Here is part of what I heard from somebody smart named Sarah. She writes:

“1. Did you notice the front row’s lack of expression/smiles during Seth’s bit with the ‘Star Trek’ guy? So serious.

“2. Thought Ben Affleck was WAY too serious and full of himself — even though I’m glad the film won best picture. (I, Liz, concur, and wished someone would ‘get a hook’ for his producer who went on and on. People should probably be forbidden to mention parents, children and agents.)

“3. Seth was great. His demeanor all night seemed to be ‘Listen up, people. This isn’t the United Nations. Let’s have fun.’

“4. Can’t believe people didn’t figure out the Boobs Bit. Of course, those scenes of star reaction were from other award shows. I’m not even in the business and I figured it out.

“5. Kills me the way everyone complains that the show is 3 ½ hours. Hello — Super Bowl? Not to mention Election Night.

“6. Loved the old Hollywood glamour, but wondered if Seth was encouraged to go that route. It doesn’t seem like his schtick.

"7. Loved the Lincoln/Booth joke. So edgy and shocking. Maybe it jump-started a few pacemakers in the audience!”

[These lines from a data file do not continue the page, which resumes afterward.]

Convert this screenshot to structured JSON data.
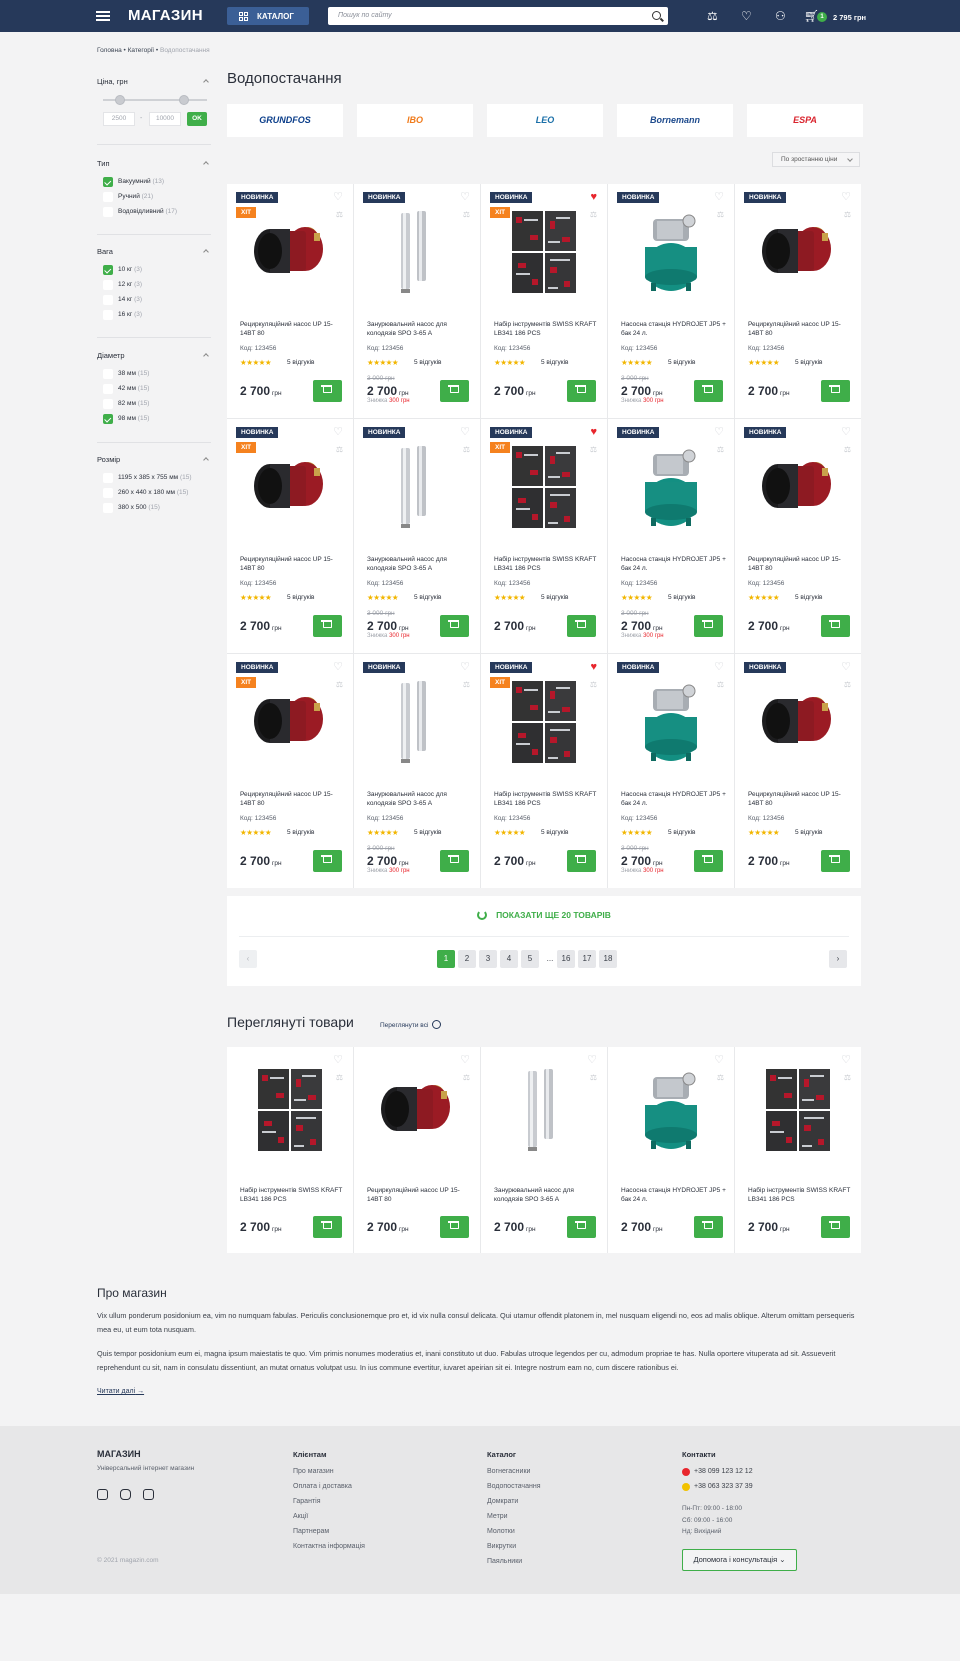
{
  "header": {
    "logo": "МАГАЗИН",
    "catalog_label": "КАТАЛОГ",
    "search_placeholder": "Пошук по сайту",
    "cart_count": "1",
    "cart_total": "2 795 грн"
  },
  "breadcrumb": {
    "home": "Головна",
    "category": "Категорії",
    "current": "Водопостачання"
  },
  "filters": {
    "price": {
      "title": "Ціна, грн",
      "min": "2500",
      "max": "10000",
      "ok": "OK"
    },
    "type": {
      "title": "Тип",
      "options": [
        {
          "label": "Вакуумний",
          "count": "(13)",
          "checked": true
        },
        {
          "label": "Ручний",
          "count": "(21)",
          "checked": false
        },
        {
          "label": "Водовідливний",
          "count": "(17)",
          "checked": false
        }
      ]
    },
    "weight": {
      "title": "Вага",
      "options": [
        {
          "label": "10 кг",
          "count": "(3)",
          "checked": true
        },
        {
          "label": "12 кг",
          "count": "(3)",
          "checked": false
        },
        {
          "label": "14 кг",
          "count": "(3)",
          "checked": false
        },
        {
          "label": "16 кг",
          "count": "(3)",
          "checked": false
        }
      ]
    },
    "diameter": {
      "title": "Діаметр",
      "options": [
        {
          "label": "38 мм",
          "count": "(15)",
          "checked": false
        },
        {
          "label": "42 мм",
          "count": "(15)",
          "checked": false
        },
        {
          "label": "82 мм",
          "count": "(15)",
          "checked": false
        },
        {
          "label": "98 мм",
          "count": "(15)",
          "checked": true
        }
      ]
    },
    "size": {
      "title": "Розмір",
      "options": [
        {
          "label": "1195 x 385 x 755 мм",
          "count": "(15)",
          "checked": false
        },
        {
          "label": "260 x 440 x 180 мм",
          "count": "(15)",
          "checked": false
        },
        {
          "label": "380 x 500",
          "count": "(15)",
          "checked": false
        }
      ]
    }
  },
  "page_title": "Водопостачання",
  "brands": [
    {
      "name": "GRUNDFOS",
      "color": "#0b3e8a"
    },
    {
      "name": "IBO",
      "color": "#f07a1a"
    },
    {
      "name": "LEO",
      "color": "#1a6fa8"
    },
    {
      "name": "Bornemann",
      "color": "#1d4a8c"
    },
    {
      "name": "ESPA",
      "color": "#d9232d"
    }
  ],
  "sort_label": "По зростанню ціни",
  "labels": {
    "new": "НОВИНКА",
    "hit": "ХІТ",
    "code_prefix": "Код: ",
    "reviews": "5 відгуків",
    "currency": "грн",
    "discount_prefix": "Знижка",
    "stars": "★★★★★"
  },
  "products": [
    {
      "name": "Рециркуляційний насос UP 15-14BT 80",
      "code": "123456",
      "price": "2 700",
      "old_price": "",
      "discount": "",
      "hit": true,
      "fav": false,
      "img": "pump"
    },
    {
      "name": "Занурювальний насос для колодязів SPO 3-65 A",
      "code": "123456",
      "price": "2 700",
      "old_price": "3 000 грн",
      "discount": "300 грн",
      "hit": false,
      "fav": false,
      "img": "deep"
    },
    {
      "name": "Набір інструментів SWISS KRAFT LB341 186 PCS",
      "code": "123456",
      "price": "2 700",
      "old_price": "",
      "discount": "",
      "hit": true,
      "fav": true,
      "img": "tools"
    },
    {
      "name": "Насосна станція HYDROJET JP5 + бак 24 л.",
      "code": "123456",
      "price": "2 700",
      "old_price": "3 000 грн",
      "discount": "300 грн",
      "hit": false,
      "fav": false,
      "img": "station"
    },
    {
      "name": "Рециркуляційний насос UP 15-14BT 80",
      "code": "123456",
      "price": "2 700",
      "old_price": "",
      "discount": "",
      "hit": false,
      "fav": false,
      "img": "pump"
    }
  ],
  "load_more": "ПОКАЗАТИ ЩЕ 20 ТОВАРІВ",
  "pagination": [
    "1",
    "2",
    "3",
    "4",
    "5",
    "...",
    "16",
    "17",
    "18"
  ],
  "recent": {
    "title": "Переглянуті товари",
    "view_all": "Переглянути всі",
    "items": [
      {
        "name": "Набір інструментів SWISS KRAFT LB341 186 PCS",
        "price": "2 700",
        "img": "tools"
      },
      {
        "name": "Рециркуляційний насос UP 15-14BT 80",
        "price": "2 700",
        "img": "pump"
      },
      {
        "name": "Занурювальний насос для колодязів SPO 3-65 A",
        "price": "2 700",
        "img": "deep"
      },
      {
        "name": "Насосна станція HYDROJET JP5 + бак 24 л.",
        "price": "2 700",
        "img": "station"
      },
      {
        "name": "Набір інструментів SWISS KRAFT LB341 186 PCS",
        "price": "2 700",
        "img": "tools"
      }
    ]
  },
  "about": {
    "title": "Про магазин",
    "p1": "Vix ullum ponderum posidonium ea, vim no numquam fabulas. Periculis conclusionemque pro et, id vix nulla consul delicata. Qui utamur offendit platonem in, mel nusquam eligendi no, eos ad malis oblique. Alterum omittam persequeris mea eu, ut eum tota nusquam.",
    "p2": "Quis tempor posidonium eum ei, magna ipsum maiestatis te quo. Vim primis nonumes moderatius et, inani constituto ut duo. Fabulas utroque legendos per cu, admodum propriae te has. Nulla oportere vituperata ad sit. Assueverit reprehendunt cu sit, nam in consulatu dissentiunt, an mutat ornatus volutpat usu. In ius commune evertitur, iuvaret apeirian sit ei. Integre nostrum eam no, cum discere rationibus ei.",
    "read_more": "Читати далі"
  },
  "footer": {
    "logo": "МАГАЗИН",
    "subtitle": "Універсальний інтернет магазин",
    "copyright": "© 2021 magazin.com",
    "clients": {
      "title": "Клієнтам",
      "links": [
        "Про магазин",
        "Оплата і доставка",
        "Гарантія",
        "Акції",
        "Партнерам",
        "Контактна інформація"
      ]
    },
    "catalog": {
      "title": "Каталог",
      "links": [
        "Вогнегасники",
        "Водопостачання",
        "Домкрати",
        "Метри",
        "Молотки",
        "Викрутки",
        "Паяльники"
      ]
    },
    "contacts": {
      "title": "Контакти",
      "phone1": "+38 099 123 12 12",
      "phone2": "+38 063 323 37 39",
      "hours1": "Пн-Пт: 09:00 - 18:00",
      "hours2": "Сб: 09:00 - 16:00",
      "hours3": "Нд: Вихідний",
      "help": "Допомога і консультація"
    }
  },
  "colors": {
    "header": "#26395a",
    "accent_green": "#3fae49",
    "badge_orange": "#f5821f",
    "favorite_red": "#e8262d"
  }
}
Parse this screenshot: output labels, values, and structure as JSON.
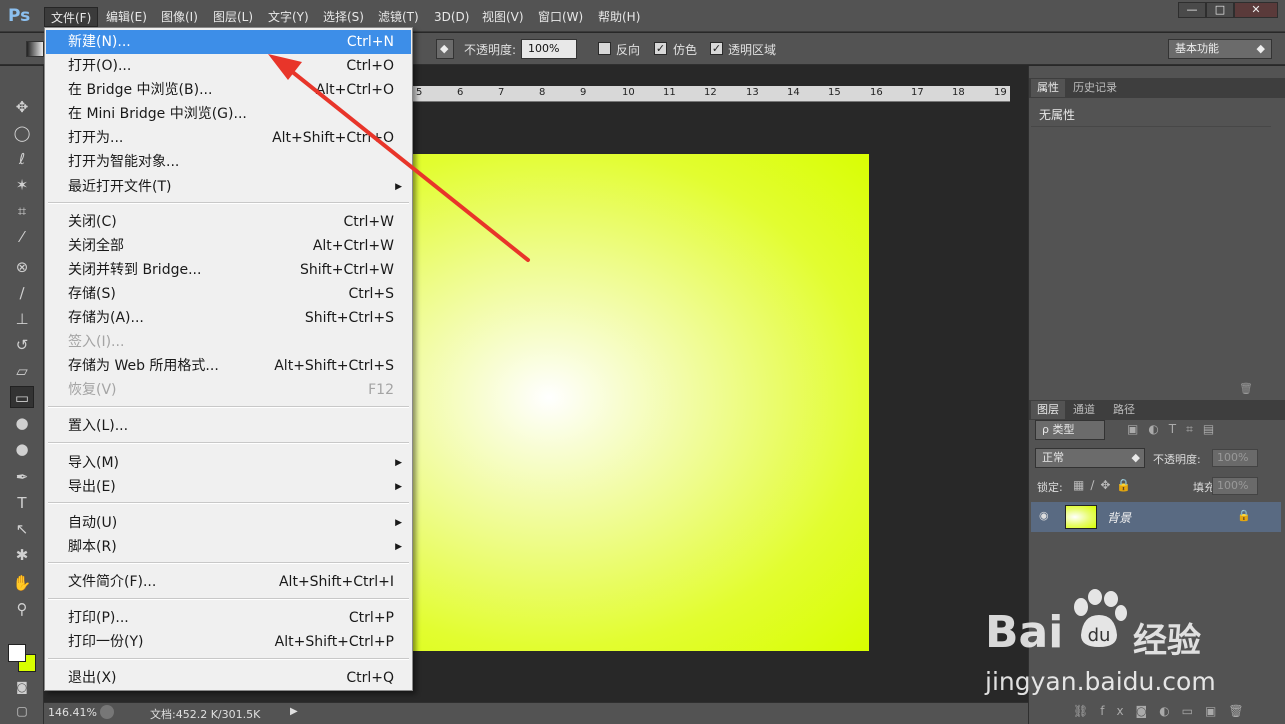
{
  "app": {
    "logo": "Ps"
  },
  "menubar": {
    "items": [
      "文件(F)",
      "编辑(E)",
      "图像(I)",
      "图层(L)",
      "文字(Y)",
      "选择(S)",
      "滤镜(T)",
      "3D(D)",
      "视图(V)",
      "窗口(W)",
      "帮助(H)"
    ],
    "window_min": "—",
    "window_max": "□",
    "window_close": "✕"
  },
  "options": {
    "opacity_label": "不透明度:",
    "opacity_value": "100%",
    "reverse": "反向",
    "dither": "仿色",
    "transparency": "透明区域",
    "workspace": "基本功能"
  },
  "ruler": {
    "ticks": [
      "5",
      "6",
      "7",
      "8",
      "9",
      "10",
      "11",
      "12",
      "13",
      "14",
      "15",
      "16",
      "17",
      "18",
      "19"
    ]
  },
  "status": {
    "zoom": "146.41%",
    "doc": "文档:452.2 K/301.5K"
  },
  "properties_panel": {
    "tabs": [
      "属性",
      "历史记录"
    ],
    "content": "无属性"
  },
  "layers_panel": {
    "tabs": [
      "图层",
      "通道",
      "路径"
    ],
    "filter": "ρ 类型",
    "blend_mode": "正常",
    "opacity_label": "不透明度:",
    "opacity_value": "100%",
    "lock_label": "锁定:",
    "fill_label": "填充:",
    "fill_value": "100%",
    "layer_name": "背景"
  },
  "file_menu": {
    "items": [
      {
        "label": "新建(N)...",
        "shortcut": "Ctrl+N",
        "highlighted": true
      },
      {
        "label": "打开(O)...",
        "shortcut": "Ctrl+O"
      },
      {
        "label": "在 Bridge 中浏览(B)...",
        "shortcut": "Alt+Ctrl+O"
      },
      {
        "label": "在 Mini Bridge 中浏览(G)...",
        "shortcut": ""
      },
      {
        "label": "打开为...",
        "shortcut": "Alt+Shift+Ctrl+O"
      },
      {
        "label": "打开为智能对象...",
        "shortcut": ""
      },
      {
        "label": "最近打开文件(T)",
        "shortcut": "",
        "submenu": true
      },
      {
        "label": "关闭(C)",
        "shortcut": "Ctrl+W"
      },
      {
        "label": "关闭全部",
        "shortcut": "Alt+Ctrl+W"
      },
      {
        "label": "关闭并转到 Bridge...",
        "shortcut": "Shift+Ctrl+W"
      },
      {
        "label": "存储(S)",
        "shortcut": "Ctrl+S"
      },
      {
        "label": "存储为(A)...",
        "shortcut": "Shift+Ctrl+S"
      },
      {
        "label": "签入(I)...",
        "shortcut": "",
        "disabled": true
      },
      {
        "label": "存储为 Web 所用格式...",
        "shortcut": "Alt+Shift+Ctrl+S"
      },
      {
        "label": "恢复(V)",
        "shortcut": "F12",
        "disabled": true
      },
      {
        "label": "置入(L)...",
        "shortcut": ""
      },
      {
        "label": "导入(M)",
        "shortcut": "",
        "submenu": true
      },
      {
        "label": "导出(E)",
        "shortcut": "",
        "submenu": true
      },
      {
        "label": "自动(U)",
        "shortcut": "",
        "submenu": true
      },
      {
        "label": "脚本(R)",
        "shortcut": "",
        "submenu": true
      },
      {
        "label": "文件简介(F)...",
        "shortcut": "Alt+Shift+Ctrl+I"
      },
      {
        "label": "打印(P)...",
        "shortcut": "Ctrl+P"
      },
      {
        "label": "打印一份(Y)",
        "shortcut": "Alt+Shift+Ctrl+P"
      },
      {
        "label": "退出(X)",
        "shortcut": "Ctrl+Q"
      }
    ]
  },
  "watermark": {
    "brand_left": "Bai",
    "brand_right": "经验",
    "url": "jingyan.baidu.com"
  },
  "colors": {
    "highlight": "#3d8ee8",
    "arrow": "#e8352a",
    "canvas_fill": "#d8fe00"
  }
}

This reminds me that one of the best-looking, most together stars in the entire evening was the 83-year-old Christopher Plummer ... Most of the red carpet interviewers were just tedious and horrible and I except the wonderful reporter Jess Cagle from this group ... I also really like ABC’s Lara Spencer; she is an entertainment veteran who knows how not to call special attention to herself and be effective.

And, as long as we’re still on this unending subject — it was truly admirable that Daniel Day-Lewis knows how to make a joke on another of his big nights. Instead of being boring and serious, he alluded to the fact that his presenter, the super famous Meryl Streep, might have played Abraham Lincoln herself.

Meryl was then standing behind him, off to the side. If I had been Daniel, I’d have forced Meryl to stay by my side while I was saying that and make her be a part of his “win.” That would have been an Academy “first,” I think.

P.S. About the Anne Hathaway dress. It’s obvious that she wasn’t showing off her nipples; it was just seams in the controversial dress.

And here is a photo of Marilyn Monroe arriving in London in 1956, with Arthur Miller. She was there to film "The Prince and Showgirl" with Laurence Olivier.  As you can see, Monroe's seams seem to be something else.  One amusing moment from this event. When several photographers battled to get closer to Marilyn and fell at her feet, Vivien Leigh (Lady Olivier) said, "My goodness, are all your press conferences like this?" MM replied, "Actually, this is a little quieter than most of them!"  
WE were just writing about a story from The New York Observer, the little newspaper that has been helmed by so many famous editors in the past. And today we learn there is a New York Observer 25th anniversary party being held at the Four Seasons on 52nd Street, come March 14.

They say the guest list is simply amazing, put together by owner-publisher Jared Kushner and party-arranger Peggy Siegal.

The hosts are all famous! Rich!. Good-looking!

(Well, most of them are good-looking when they are standing on their money.)